In 2013, after UK Independence Party MEP Godfrey Bloom made remarks about "Bongo Bongo Land", the Um Bongo website received a surge in traffic, despite the company stating that they had no political affiliations.

===UK formula change===
In the late 1990s, parents complained about the amount of sugar and artificial flavourings in many children's fruit drinks, which resulted in new regulations. The Um Bongo formula was changed around 2003 or 2004 to comply with new regulations. Most of the original ingredients were removed, with the drink being re-branded as "Um Bongo-100% juice", containing only bananas, orange and pineapple. In comparison, the original also contained apple, lemon, passion fruit, mandarin, apricot, guava and mango flavours. New packaging for the product was also introduced by 2007, removing much reference to the Congo Basin area.

===Return of UK Original Um Bongo===

"Original" 2011 version

From the time Libby's changed the formula, the company received many complaints. This resulted in their deciding to bring back the original Um Bongo formula in 2009. "Classic" Um Bongo was originally renamed "Um Bongo Tropical" and was also repackaged in new plastic 500 ml bottles and placed in the chilled section of supermarkets/consumer shops. Libby's set up a website along with Facebook and YouTube accounts, to help gather additional support.
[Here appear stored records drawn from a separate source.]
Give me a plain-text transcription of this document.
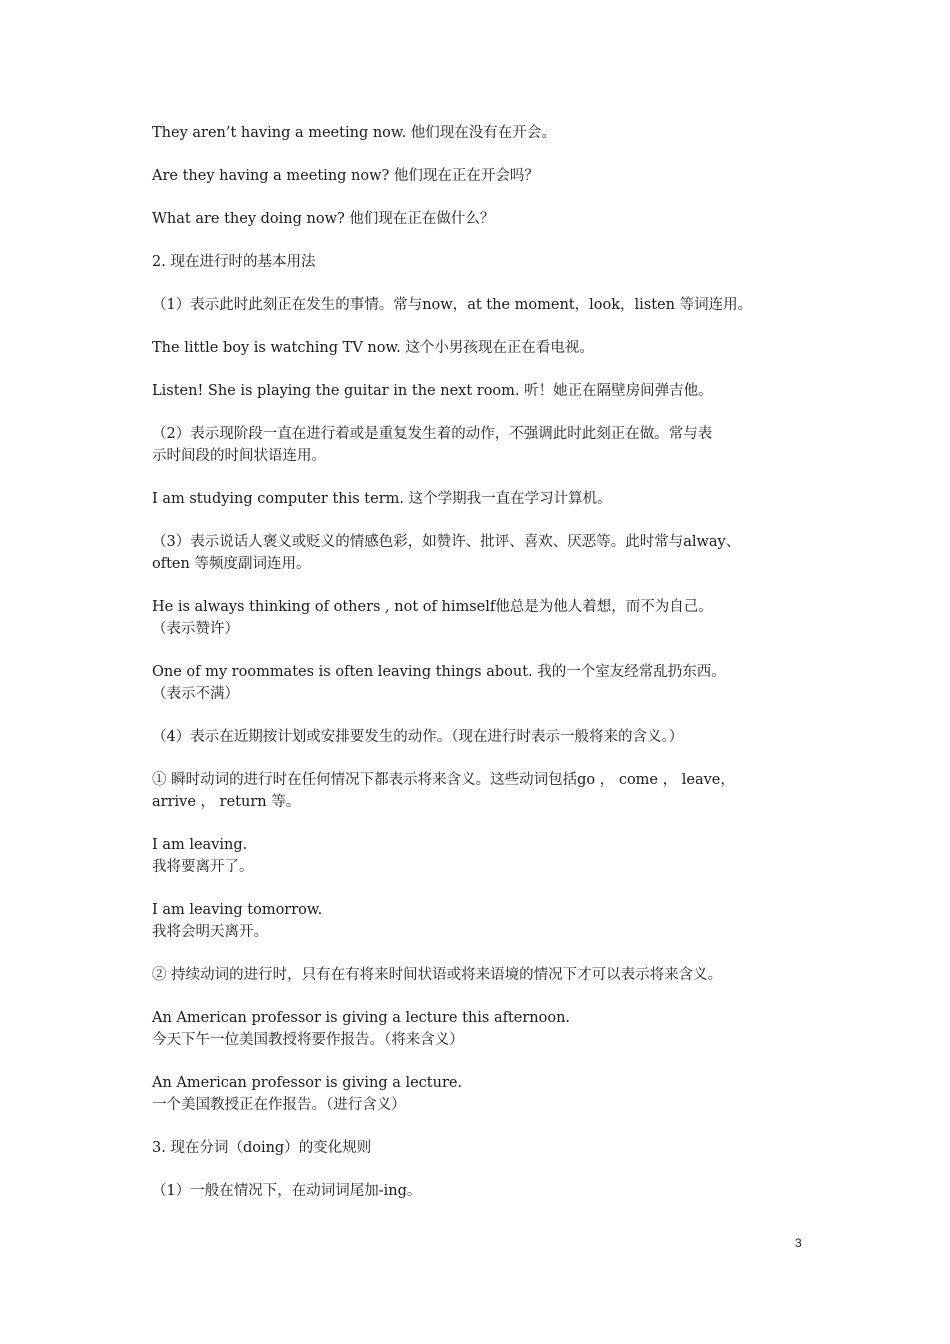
They aren’t having a meeting now. 他们现在没有在开会。
Are they having a meeting now? 他们现在正在开会吗？
What are they doing now? 他们现在正在做什么？
2. 现在进行时的基本用法
（1）表示此时此刻正在发生的事情。常与now，at the moment，look，listen 等词连用。
The little boy is watching TV now. 这个小男孩现在正在看电视。
Listen! She is playing the guitar in the next room. 听！她正在隔壁房间弹吉他。
（2）表示现阶段一直在进行着或是重复发生着的动作，不强调此时此刻正在做。常与表
示时间段的时间状语连用。
I am studying computer this term. 这个学期我一直在学习计算机。
（3）表示说话人褒义或贬义的情感色彩，如赞许、批评、喜欢、厌恶等。此时常与alway、
often 等频度副词连用。
He is always thinking of others , not of himself他总是为他人着想，而不为自己。
（表示赞许）
One of my roommates is often leaving things about. 我的一个室友经常乱扔东西。
（表示不满）
（4）表示在近期按计划或安排要发生的动作。（现在进行时表示一般将来的含义。）
① 瞬时动词的进行时在任何情况下都表示将来含义。这些动词包括go ， come ， leave，
arrive ， return 等。
I am leaving.
我将要离开了。
I am leaving tomorrow.
我将会明天离开。
② 持续动词的进行时，只有在有将来时间状语或将来语境的情况下才可以表示将来含义。
An American professor is giving a lecture this afternoon.
今天下午一位美国教授将要作报告。（将来含义）
An American professor is giving a lecture.
一个美国教授正在作报告。（进行含义）
3. 现在分词（doing）的变化规则
（1）一般在情况下，在动词词尾加-ing。
3
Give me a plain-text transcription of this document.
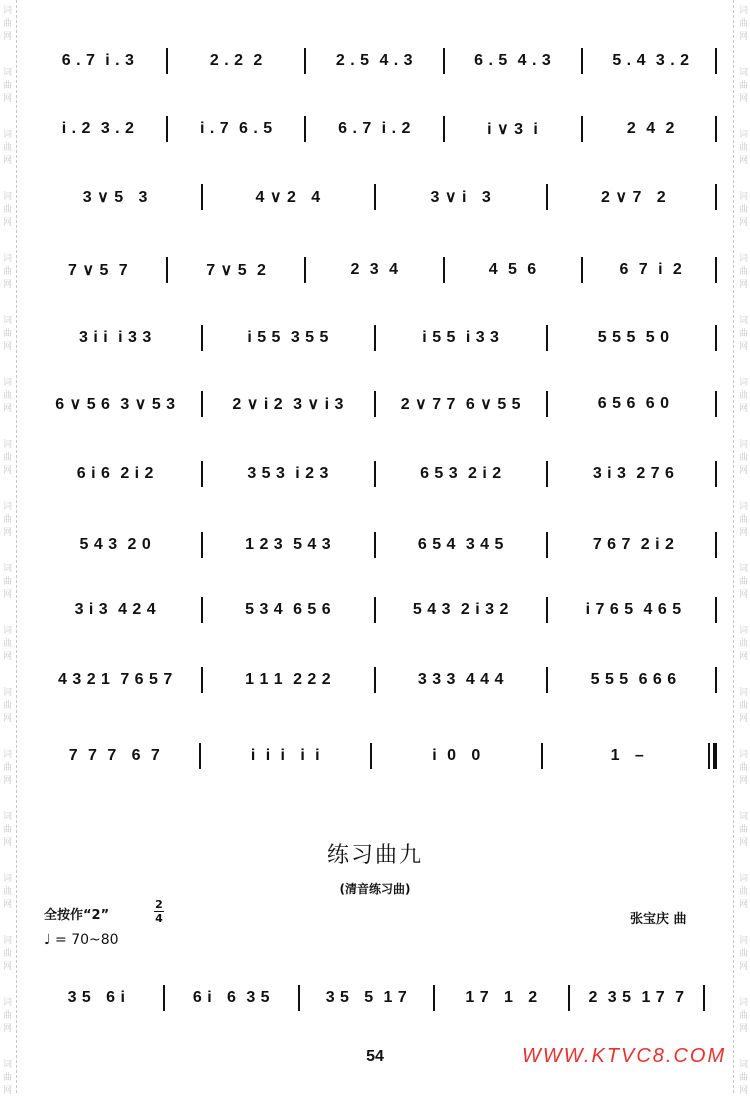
词
曲
网
词
曲
网
词
曲
网
词
曲
网
词
曲
网
词
曲
网
词
曲
网
词
曲
网
词
曲
网
词
曲
网
词
曲
网
词
曲
网
词
曲
网
词
曲
网
词
曲
网
词
曲
网
词
曲
网
词
曲
网
词
曲
网
词
曲
网
词
曲
网
词
曲
网
词
曲
网
词
曲
网
词
曲
网
词
曲
网
词
曲
网
词
曲
网
词
曲
网
词
曲
网
词
曲
网
词
曲
网
词
曲
网
词
曲
网
词
曲
网
词
曲
网
6 . 7  i . 3	2 . 2  2	2 . 5  4 . 3	6 . 5  4 . 3	5 . 4  3 . 2
i . 2  3 . 2	i . 7  6 . 5	6 . 7  i . 2	i ∨ 3  i	2  4  2
3 ∨ 5   3	4 ∨ 2   4	3 ∨ i   3	2 ∨ 7   2
7 ∨ 5  7	7 ∨ 5  2	2  3  4	4  5  6	6  7  i  2
3 i i  i 3 3	i 5 5  3 5 5	i 5 5  i 3 3	5 5 5  5 0
6 ∨ 5 6  3 ∨ 5 3	2 ∨ i 2  3 ∨ i 3	2 ∨ 7 7  6 ∨ 5 5	6 5 6  6 0
6 i 6  2 i 2	3 5 3  i 2 3	6 5 3  2 i 2	3 i 3  2 7 6
5 4 3  2 0	1 2 3  5 4 3	6 5 4  3 4 5	7 6 7  2 i 2
3 i 3  4 2 4	5 3 4  6 5 6	5 4 3  2 i 3 2	i 7 6 5  4 6 5
4 3 2 1  7 6 5 7	1 1 1  2 2 2	3 3 3  4 4 4	5 5 5  6 6 6
7  7  7   6  7	i  i  i   i  i	i  0   0	1   –
练习曲九
(清音练习曲)
全按作“2”
2
4	张宝庆 曲
♩ = 70~80
3 5   6 i	6 i   6  3 5	3 5   5  1 7	1 7   1   2	2  3 5  1 7  7
54	WWW.KTVC8.COM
In May 2011, an "Original" flavour was introduced, with a 200 ml × 3 carton available. The 100% Tropical juice version has since been discontinued and replaced with Original. An "Orange" flavour was released in 2012, and a 1-litre size was sold beginning in 2013.

==Advertising==
Um Bongo is particularly famous for its long running jingle of "Um Bongo, Um Bongo, they drink it in the Congo", which accompanied animated television advertisements since 1985.
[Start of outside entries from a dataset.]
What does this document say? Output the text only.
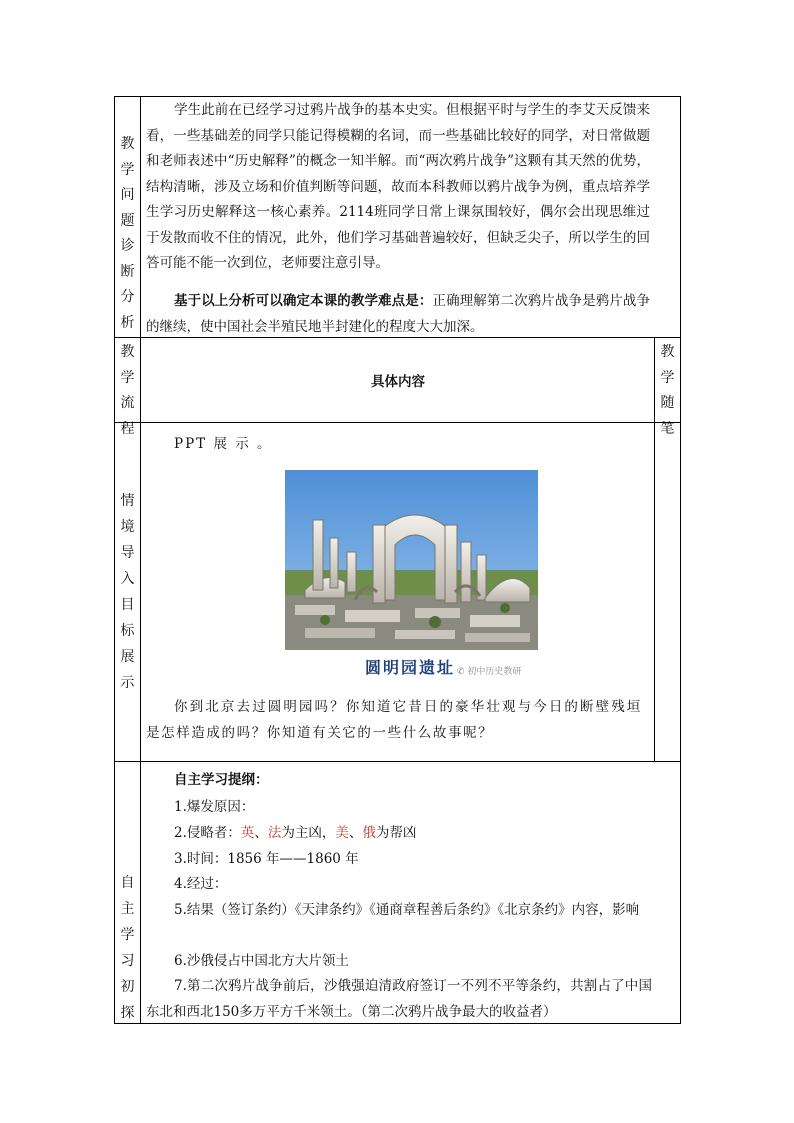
教
学
问
题
诊
断
分
析
学生此前在已经学习过鸦片战争的基本史实。但根据平时与学生的李艾天反馈来看，一些基础差的同学只能记得模糊的名词，而一些基础比较好的同学，对日常做题和老师表述中“历史解释”的概念一知半解。而“两次鸦片战争”这颗有其天然的优势，结构清晰，涉及立场和价值判断等问题，故而本科教师以鸦片战争为例，重点培养学生学习历史解释这一核心素养。2114班同学日常上课氛围较好，偶尔会出现思维过于发散而收不住的情况，此外，他们学习基础普遍较好，但缺乏尖子，所以学生的回答可能不能一次到位，老师要注意引导。
基于以上分析可以确定本课的教学难点是：正确理解第二次鸦片战争是鸦片战争的继续，使中国社会半殖民地半封建化的程度大大加深。
教
学
流
程
具体内容
教
学
随
笔
情
境
导
入
目
标
展
示
PPT 展 示 。
圆明园遗址 ✆ 初中历史教研
你到北京去过圆明园吗？你知道它昔日的豪华壮观与今日的断壁残垣是怎样造成的吗？你知道有关它的一些什么故事呢？
自
主
学
习
初
探
自主学习提纲：
1.爆发原因：
2.侵略者：英、法为主凶，美、俄为帮凶
3.时间：1856 年——1860 年
4.经过：
5.结果（签订条约）《天津条约》《通商章程善后条约》《北京条约》内容，影响
6.沙俄侵占中国北方大片领土
7.第二次鸦片战争前后，沙俄强迫清政府签订一不列不平等条约，共割占了中国东北和西北150多万平方千米领土。（第二次鸦片战争最大的收益者）
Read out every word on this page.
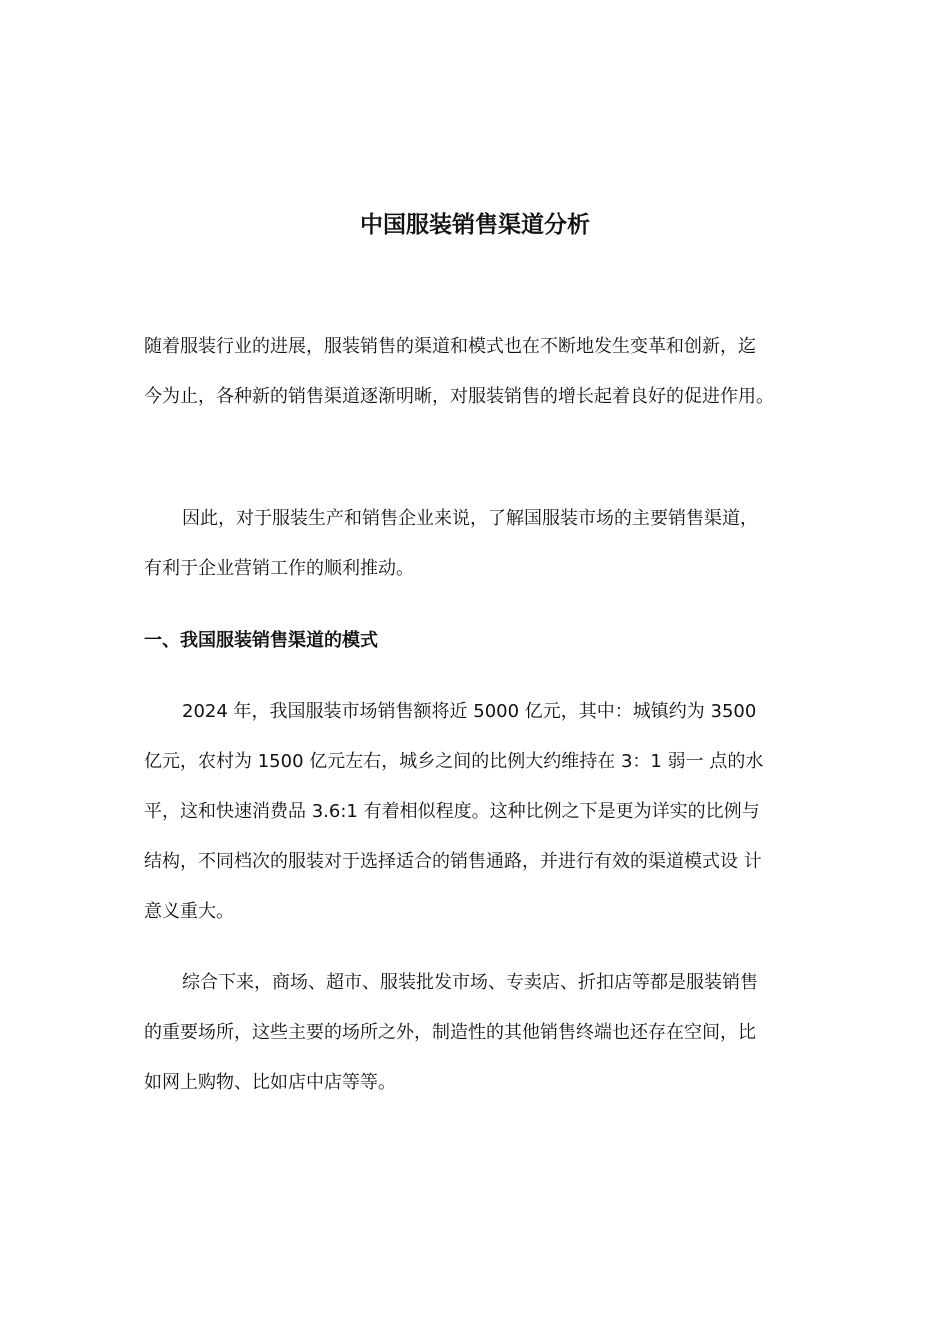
中国服装销售渠道分析

随着服装行业的进展，服装销售的渠道和模式也在不断地发生变革和创新，迄
今为止，各种新的销售渠道逐渐明晰，对服装销售的增长起着良好的促进作用。

因此，对于服装生产和销售企业来说，了解国服装市场的主要销售渠道，
有利于企业营销工作的顺利推动。

一、我国服装销售渠道的模式

2024 年，我国服装市场销售额将近 5000 亿元，其中：城镇约为 3500
亿元，农村为 1500 亿元左右，城乡之间的比例大约维持在 3：1 弱一 点的水
平，这和快速消费品 3.6:1 有着相似程度。这种比例之下是更为详实的比例与
结构，不同档次的服装对于选择适合的销售通路，并进行有效的渠道模式设 计
意义重大。

综合下来，商场、超市、服装批发市场、专卖店、折扣店等都是服装销售
的重要场所，这些主要的场所之外，制造性的其他销售终端也还存在空间，比
如网上购物、比如店中店等等。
The song was sung by Tony Jackson. The music and lyrics were composed by Andy Blackford. The advert itself was created by Oscar Grillo at Klacto Animations. Their earlier 1984 Kia-Ora advert established a new trend and led to them being commissioned to produce the Um Bongo spot for Leo Burnett.

Despite the confident assurances of the famous jingle, no conclusive evidence has ever been produced that “they drink it in the Congo.”

==Other versions==
Libby's have created two other types of fruit juice drinks since the 1980s.

Libby's Moonshine, which lasted until 1992, contained more domestic fruits, such as strawberries, raspberries, apples, blackberries and cherries. The animated adverts contained the slogan "Moonshine, looks pretty weird but it tastes just fine".

In 1999, Um Bongo gained a sister drink called "Um Ognob", where "Bongo" was spelled backwards. Um Ognob contained a vitamin-enriched blend of apple, banana, apricot, orange and passion fruit juice. It was discontinued in 2003.